Ensaio à distância?

on sexta-feira, 17 de junho de 2011
Um futuro marcado: Próximas distâncias será apresentado no SESC da Esquina, dias 2, 3 e 4 de setembro, em Curitiba.
Como retomar um trabalho cujo processo foi realizado à distância?
À distância.
Não poderia ser diferente, ou melhor, não há como ser diferente, pois a distância permanece e continua condicionando nosso modo de dançar. A Candice em Salvador até o fim do ano e depois Holanda. Gladis em Curitiba.



 
Faz um ano e meio que não dançamos o Próximas Distâncias. Intervalo de tempo marcado pela gravidez real, gravidez simbólica, nascimento e muitos renascimentos. Quanta coisa aconteceu, desde que o Próximas estreou no então teatro Odelair Rodrigues, em dezembro de 2009. Continuidades de tudo que envolve e revolta. Movimento da vidadança arte, sem vírgulas para separar. Intervalo de tempo não como esquecimento do que foi dançado em Próximas. Não há como esquecer. Impossível, pois o corpo deixa à mostra o que mesmo em mudança continua pulsando, inquietando, tecendo internamente.
As questões, que um dia geraram o trabalho, reverberam e pedem espaço para serem atualizadas e rediscutidas com dança. A mesma dança?
Da minha janela ainda consigo, entre árvores, sol, chuva, lua cheia, enxergar o caminho da Rua Fernando Amaro. Um caminho que ainda visito, habito. Um caminho, lugar, espaço, que de bicicleta fui comemorar a volta sem ter ainda entendido a ida.

Sente, desvia, olha, passa, tigre, tigre, segue, espera. Tomba. Lembra, fica. MUDA.

Como e o que fazer para retomar a obra Próximas Distâncias?

Estudar como fazer e ao mesmo tempo ir fazendo, porque da obra emerge o reobrar.

Aproximar-se das ideias de Lepécki, no texto “Planos de composição”, que Giancarlo Martins, nosso maravilhoso colecionador de bons assuntos e interlocutores, nos apresentou, foi um jeito de problematizar o modo como podemos escolher algumas estratégias/experimentos para o reobrar.
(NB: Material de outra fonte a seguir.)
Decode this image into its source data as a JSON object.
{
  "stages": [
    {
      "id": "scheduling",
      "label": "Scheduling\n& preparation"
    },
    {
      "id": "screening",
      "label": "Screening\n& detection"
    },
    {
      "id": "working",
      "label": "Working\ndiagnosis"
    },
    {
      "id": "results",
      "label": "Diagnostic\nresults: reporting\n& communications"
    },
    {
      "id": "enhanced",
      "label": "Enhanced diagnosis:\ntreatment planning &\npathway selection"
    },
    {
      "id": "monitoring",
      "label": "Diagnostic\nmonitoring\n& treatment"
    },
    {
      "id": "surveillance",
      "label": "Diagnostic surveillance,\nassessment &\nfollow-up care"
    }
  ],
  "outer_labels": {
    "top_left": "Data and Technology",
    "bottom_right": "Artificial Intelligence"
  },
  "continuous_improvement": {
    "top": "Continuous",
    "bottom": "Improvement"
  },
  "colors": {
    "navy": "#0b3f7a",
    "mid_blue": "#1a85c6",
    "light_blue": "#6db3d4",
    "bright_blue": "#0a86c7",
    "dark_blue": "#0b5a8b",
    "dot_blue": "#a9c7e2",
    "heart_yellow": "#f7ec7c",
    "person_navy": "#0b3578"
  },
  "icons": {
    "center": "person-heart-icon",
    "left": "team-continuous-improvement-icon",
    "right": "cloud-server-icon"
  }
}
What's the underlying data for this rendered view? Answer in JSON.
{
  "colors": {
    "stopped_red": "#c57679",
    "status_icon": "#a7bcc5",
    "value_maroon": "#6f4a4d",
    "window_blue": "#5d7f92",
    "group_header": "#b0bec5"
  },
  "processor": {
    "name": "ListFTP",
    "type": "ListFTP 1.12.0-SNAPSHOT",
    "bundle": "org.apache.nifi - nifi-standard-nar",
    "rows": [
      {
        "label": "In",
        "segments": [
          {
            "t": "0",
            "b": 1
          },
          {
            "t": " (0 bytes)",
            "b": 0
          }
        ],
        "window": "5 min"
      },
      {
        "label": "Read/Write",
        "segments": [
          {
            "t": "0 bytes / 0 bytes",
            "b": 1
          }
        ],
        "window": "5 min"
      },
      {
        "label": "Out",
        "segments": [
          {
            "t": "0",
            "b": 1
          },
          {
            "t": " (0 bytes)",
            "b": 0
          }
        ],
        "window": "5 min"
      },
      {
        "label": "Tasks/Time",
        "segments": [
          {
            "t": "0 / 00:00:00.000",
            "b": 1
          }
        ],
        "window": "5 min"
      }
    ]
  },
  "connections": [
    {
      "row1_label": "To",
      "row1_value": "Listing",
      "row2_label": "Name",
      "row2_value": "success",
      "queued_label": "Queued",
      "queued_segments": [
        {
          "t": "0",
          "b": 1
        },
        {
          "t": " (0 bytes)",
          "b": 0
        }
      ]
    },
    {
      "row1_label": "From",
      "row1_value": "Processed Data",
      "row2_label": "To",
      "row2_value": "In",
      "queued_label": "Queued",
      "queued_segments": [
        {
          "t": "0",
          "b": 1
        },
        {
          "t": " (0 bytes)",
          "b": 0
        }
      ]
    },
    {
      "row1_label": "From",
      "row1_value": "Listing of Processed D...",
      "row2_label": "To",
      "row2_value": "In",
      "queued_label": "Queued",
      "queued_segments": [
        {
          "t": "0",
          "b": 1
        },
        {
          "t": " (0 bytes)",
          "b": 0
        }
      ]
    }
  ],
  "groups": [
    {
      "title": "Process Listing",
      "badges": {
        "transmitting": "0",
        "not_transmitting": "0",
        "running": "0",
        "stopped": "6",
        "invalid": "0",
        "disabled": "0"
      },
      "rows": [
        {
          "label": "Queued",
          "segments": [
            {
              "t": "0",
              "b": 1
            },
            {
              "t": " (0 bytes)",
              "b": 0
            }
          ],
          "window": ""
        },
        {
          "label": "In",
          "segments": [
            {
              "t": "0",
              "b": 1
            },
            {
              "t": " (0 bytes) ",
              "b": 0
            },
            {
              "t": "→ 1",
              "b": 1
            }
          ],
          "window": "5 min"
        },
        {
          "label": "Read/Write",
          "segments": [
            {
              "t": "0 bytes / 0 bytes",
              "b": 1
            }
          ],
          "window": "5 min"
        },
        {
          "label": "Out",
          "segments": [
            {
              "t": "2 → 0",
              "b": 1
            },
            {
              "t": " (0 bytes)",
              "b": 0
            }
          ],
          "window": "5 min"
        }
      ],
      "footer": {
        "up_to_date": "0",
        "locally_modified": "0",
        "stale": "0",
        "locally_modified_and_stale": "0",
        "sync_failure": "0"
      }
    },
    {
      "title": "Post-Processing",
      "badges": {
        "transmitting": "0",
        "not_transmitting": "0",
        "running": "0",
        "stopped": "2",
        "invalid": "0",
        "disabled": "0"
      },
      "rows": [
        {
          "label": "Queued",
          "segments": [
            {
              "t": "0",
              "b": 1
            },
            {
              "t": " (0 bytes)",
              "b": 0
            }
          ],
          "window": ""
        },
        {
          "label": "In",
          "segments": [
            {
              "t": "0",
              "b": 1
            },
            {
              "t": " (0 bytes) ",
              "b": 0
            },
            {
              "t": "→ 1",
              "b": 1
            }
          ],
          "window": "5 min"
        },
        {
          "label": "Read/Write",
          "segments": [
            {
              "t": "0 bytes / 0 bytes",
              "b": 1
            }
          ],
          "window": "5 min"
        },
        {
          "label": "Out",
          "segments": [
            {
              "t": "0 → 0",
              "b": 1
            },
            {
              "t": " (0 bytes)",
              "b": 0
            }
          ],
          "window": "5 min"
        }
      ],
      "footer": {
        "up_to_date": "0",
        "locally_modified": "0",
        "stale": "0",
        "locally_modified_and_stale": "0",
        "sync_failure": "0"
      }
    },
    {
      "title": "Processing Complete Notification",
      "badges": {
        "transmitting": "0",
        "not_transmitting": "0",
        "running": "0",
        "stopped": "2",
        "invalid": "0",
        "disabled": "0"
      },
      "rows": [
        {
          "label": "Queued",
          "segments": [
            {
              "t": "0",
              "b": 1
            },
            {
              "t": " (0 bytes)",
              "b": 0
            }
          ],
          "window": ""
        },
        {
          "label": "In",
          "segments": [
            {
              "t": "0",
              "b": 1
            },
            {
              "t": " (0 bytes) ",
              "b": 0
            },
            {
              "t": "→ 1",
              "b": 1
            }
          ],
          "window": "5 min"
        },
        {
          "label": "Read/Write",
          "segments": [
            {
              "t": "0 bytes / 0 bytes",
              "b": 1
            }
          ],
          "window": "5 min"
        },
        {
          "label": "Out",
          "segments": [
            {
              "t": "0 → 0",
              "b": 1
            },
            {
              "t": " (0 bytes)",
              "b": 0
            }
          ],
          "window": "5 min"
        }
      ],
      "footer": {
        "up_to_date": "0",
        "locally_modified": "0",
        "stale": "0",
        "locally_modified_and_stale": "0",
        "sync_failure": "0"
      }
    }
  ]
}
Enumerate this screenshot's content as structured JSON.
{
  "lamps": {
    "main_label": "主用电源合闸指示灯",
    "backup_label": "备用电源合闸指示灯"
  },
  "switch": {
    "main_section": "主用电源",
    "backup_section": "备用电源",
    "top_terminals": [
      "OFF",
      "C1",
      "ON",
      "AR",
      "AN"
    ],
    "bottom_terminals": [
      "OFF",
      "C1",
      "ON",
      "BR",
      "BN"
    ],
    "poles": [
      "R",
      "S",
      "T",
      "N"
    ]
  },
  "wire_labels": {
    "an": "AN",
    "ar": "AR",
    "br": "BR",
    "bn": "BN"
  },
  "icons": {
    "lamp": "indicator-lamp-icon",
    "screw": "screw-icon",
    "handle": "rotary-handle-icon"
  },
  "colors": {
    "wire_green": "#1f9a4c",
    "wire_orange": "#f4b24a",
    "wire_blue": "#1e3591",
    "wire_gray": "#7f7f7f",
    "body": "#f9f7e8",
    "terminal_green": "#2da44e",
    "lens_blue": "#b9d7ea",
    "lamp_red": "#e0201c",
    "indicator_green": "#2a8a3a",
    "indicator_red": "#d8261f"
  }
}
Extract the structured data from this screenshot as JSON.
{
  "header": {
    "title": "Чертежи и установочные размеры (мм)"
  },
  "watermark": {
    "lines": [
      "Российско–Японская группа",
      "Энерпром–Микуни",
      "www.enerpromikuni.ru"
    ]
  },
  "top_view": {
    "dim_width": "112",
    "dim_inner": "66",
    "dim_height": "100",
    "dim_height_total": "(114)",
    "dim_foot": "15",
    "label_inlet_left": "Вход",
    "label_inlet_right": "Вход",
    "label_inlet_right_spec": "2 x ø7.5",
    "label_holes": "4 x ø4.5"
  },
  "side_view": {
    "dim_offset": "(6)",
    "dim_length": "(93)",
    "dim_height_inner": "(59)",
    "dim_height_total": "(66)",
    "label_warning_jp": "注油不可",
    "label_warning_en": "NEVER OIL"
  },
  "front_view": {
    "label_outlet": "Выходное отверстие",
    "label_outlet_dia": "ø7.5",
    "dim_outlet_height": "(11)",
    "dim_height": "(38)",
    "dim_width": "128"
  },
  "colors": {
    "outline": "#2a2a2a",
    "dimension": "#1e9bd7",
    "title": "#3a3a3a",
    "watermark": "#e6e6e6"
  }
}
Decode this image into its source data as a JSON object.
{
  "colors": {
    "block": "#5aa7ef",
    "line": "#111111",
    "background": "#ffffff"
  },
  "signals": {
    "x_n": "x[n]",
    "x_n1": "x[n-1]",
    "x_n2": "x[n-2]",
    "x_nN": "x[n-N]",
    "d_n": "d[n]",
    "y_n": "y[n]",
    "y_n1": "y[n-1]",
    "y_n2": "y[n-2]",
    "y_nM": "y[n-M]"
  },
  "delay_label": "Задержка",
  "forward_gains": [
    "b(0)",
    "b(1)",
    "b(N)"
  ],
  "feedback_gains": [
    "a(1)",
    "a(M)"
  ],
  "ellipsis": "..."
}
André Lepecki fala do plano de composição do retorno, da repetição ou do re-enactment:

“A quantidade crescente de re-enactment na dança contemporânea nos fala da vontade de obras querendo se “reobrar” numa possibilidade daquilo que já foram uma vez. No conceito de re-enactment estão contidas as ideias de tradução, recriação, repetição com/como diferença – um modo de transcriação (...)”.

“O re-enactment não recria uma obra passada, não resgata uma dança parada no tempo que já foi. O re-enactment atualiza virtuais presentes e concretos da obra que já foi mas que, no entanto, ainda age e por isso ainda é. Funciona assim: uma obra se agencia a um coreógrafo; nesse agenciamento, atualiza-se uma vontade: a vontade de ser não aquilo que já foi, mas tudo aquilo que não foi e que ainda está por vir a ser (porém, continuando ser a mesma obra). Em sua atualização renovada, isto é, no seu re-enactment, a obra passa a ser algo que nem o original imaginava ser possível – muito embora o possibilitasse.”

E segue por aí, falando também do corpo como arquivo. É o corpo como arquivo que possibilita o reobrar.

 “O arquivo em Foucault, não é uma gaveta, um prédio, uma instituição – é um sistema dinâmico de “formações e transformações de enunciados” que delimita o nosso estar no mundo. É por isso que o re-enactment sempre transforma: porque arquiva. Na dança, o  re-enactment descobre, além do mais, que é corpo o modelo privilegiado desse arquivo transformador. Porque o corpo é sempre errante, agenciador, precário, inventivo, desejante, fugitivo de si mesmo e mortal, a dança descobre-o como sendo justamente a dispersão dispersante na origem. Corpo é sempre corpo-arquivo, porque formador e transformador de si mesmo e dos enunciados que o fazem e o delimitam”


Pensando nessas e em tantas outras coisas e para dar início ao nosso reobrar, sentimos a necessidade de um encontro presencial, um intensivo Próximas, como assim chamamos. Foi preciso o corpo a corpo, no mesmo lugar e espaço.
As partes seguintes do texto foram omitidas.